On the day they would be attacking the imperial fortress and right before going to the battlefield, Moxi suddenly dismounted his horse and, in front of everyone, clasped me in his arms. Despite feeling uncomfortable by the hard armor, I didn’t push him away. I let him linger by my side like a child for a while before I patted him on the shoulder: “Don’t worry, go.”
But how could I let him go to the battlefield alone? If I had to guess, what Moxi couldn’t seek as part of his trial was the throne. If he was destined to lose the throne, then I could at least help him stay strong after his defeat. We’d find a quiet place and live in peace for the rest of this life.
By the time he finished his three trials, the three lifetimes he promised me would also end. From that point on, we’d go our separate ways. He’d still be a superior god in Heaven while I’d continue to be an undying spirit in the underworld.

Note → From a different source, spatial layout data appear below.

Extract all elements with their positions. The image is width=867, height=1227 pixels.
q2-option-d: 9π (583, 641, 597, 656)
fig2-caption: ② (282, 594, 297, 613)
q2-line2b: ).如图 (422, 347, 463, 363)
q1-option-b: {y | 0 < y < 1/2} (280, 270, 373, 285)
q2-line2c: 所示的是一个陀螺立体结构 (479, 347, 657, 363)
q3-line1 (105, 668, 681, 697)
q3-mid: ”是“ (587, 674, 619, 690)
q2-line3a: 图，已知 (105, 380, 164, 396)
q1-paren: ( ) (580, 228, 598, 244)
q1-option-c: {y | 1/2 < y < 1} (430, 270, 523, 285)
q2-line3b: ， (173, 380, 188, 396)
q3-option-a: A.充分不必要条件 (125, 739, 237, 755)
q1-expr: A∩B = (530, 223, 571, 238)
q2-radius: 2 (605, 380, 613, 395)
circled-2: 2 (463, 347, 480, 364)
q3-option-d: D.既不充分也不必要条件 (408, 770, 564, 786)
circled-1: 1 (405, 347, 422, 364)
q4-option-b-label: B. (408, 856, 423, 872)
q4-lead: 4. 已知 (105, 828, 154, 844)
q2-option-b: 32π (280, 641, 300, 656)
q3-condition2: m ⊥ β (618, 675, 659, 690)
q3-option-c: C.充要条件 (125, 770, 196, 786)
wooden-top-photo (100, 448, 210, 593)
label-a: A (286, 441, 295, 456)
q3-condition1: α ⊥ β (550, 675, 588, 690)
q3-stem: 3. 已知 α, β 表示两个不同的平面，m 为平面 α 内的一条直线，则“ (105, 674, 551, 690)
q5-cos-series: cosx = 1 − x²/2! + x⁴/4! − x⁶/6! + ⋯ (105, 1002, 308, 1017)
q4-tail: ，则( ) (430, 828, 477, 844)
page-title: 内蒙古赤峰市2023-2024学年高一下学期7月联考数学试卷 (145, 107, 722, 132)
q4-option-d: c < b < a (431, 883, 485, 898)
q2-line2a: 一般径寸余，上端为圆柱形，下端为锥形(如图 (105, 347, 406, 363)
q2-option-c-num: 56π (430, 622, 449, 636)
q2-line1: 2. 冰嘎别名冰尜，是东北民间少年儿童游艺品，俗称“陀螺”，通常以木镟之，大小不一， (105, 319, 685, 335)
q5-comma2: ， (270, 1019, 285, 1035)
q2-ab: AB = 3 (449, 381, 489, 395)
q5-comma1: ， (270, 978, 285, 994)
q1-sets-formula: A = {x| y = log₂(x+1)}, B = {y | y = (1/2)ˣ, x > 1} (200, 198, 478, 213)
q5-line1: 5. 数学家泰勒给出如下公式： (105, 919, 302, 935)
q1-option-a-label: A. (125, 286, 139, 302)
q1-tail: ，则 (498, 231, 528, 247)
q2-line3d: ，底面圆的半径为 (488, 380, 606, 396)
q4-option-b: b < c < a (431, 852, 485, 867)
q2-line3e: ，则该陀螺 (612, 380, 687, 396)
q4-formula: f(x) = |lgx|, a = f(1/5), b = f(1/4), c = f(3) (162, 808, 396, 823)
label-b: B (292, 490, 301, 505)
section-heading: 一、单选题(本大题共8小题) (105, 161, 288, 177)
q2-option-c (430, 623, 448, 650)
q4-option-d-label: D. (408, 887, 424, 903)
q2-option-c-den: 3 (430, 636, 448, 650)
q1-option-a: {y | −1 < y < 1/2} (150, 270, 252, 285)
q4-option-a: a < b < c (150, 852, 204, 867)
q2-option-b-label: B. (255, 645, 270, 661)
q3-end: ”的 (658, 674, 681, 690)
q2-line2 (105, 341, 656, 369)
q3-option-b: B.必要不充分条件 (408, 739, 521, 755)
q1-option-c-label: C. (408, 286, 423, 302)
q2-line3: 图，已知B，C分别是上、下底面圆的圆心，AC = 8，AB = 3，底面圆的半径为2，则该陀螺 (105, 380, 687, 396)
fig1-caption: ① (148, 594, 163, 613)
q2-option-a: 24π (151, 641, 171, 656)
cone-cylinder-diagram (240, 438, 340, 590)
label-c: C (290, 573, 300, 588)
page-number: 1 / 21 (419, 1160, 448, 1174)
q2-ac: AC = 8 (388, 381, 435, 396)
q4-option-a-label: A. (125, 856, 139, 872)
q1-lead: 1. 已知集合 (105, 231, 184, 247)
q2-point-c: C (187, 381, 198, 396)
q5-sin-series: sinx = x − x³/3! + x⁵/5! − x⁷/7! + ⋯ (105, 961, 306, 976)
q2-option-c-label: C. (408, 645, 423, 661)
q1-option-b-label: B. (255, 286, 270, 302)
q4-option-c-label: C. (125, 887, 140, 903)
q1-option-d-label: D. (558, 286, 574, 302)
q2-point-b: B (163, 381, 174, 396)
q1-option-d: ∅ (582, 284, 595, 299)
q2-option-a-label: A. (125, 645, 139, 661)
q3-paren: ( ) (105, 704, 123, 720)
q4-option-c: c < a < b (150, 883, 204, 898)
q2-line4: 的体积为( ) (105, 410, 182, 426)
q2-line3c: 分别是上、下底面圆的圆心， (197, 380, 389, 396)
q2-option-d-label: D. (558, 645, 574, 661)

A perfect arrangement, wouldn’t you say?
When Moxi’s figure went out of sight, I recited an invisible spell and trailed behind the army.
The last battle played out with little suspense. So hopeless was the emperor’s plight that the soldiers defending his city were merely putting up futile resistance. The siege was smoothly carried out with nary a hitch in the plan. Just past noon, Moxi led his army into the city straight to the palace.
A strange feeling told me things were going too smoothly.
As if to confirm my suspicions, a white solitary figure was standing on the palace wall waiting for Moxi by the time he arrived, looking down at him and his army from above.
Bai Qi.
He must be forty or fifty by now. For a mortal, it was a feat for him to still have the energy to kick up a ruckus.
He waved his sleeve at which time archers suddenly emerged on the wall. They drew their bows, all pointing at Moxi.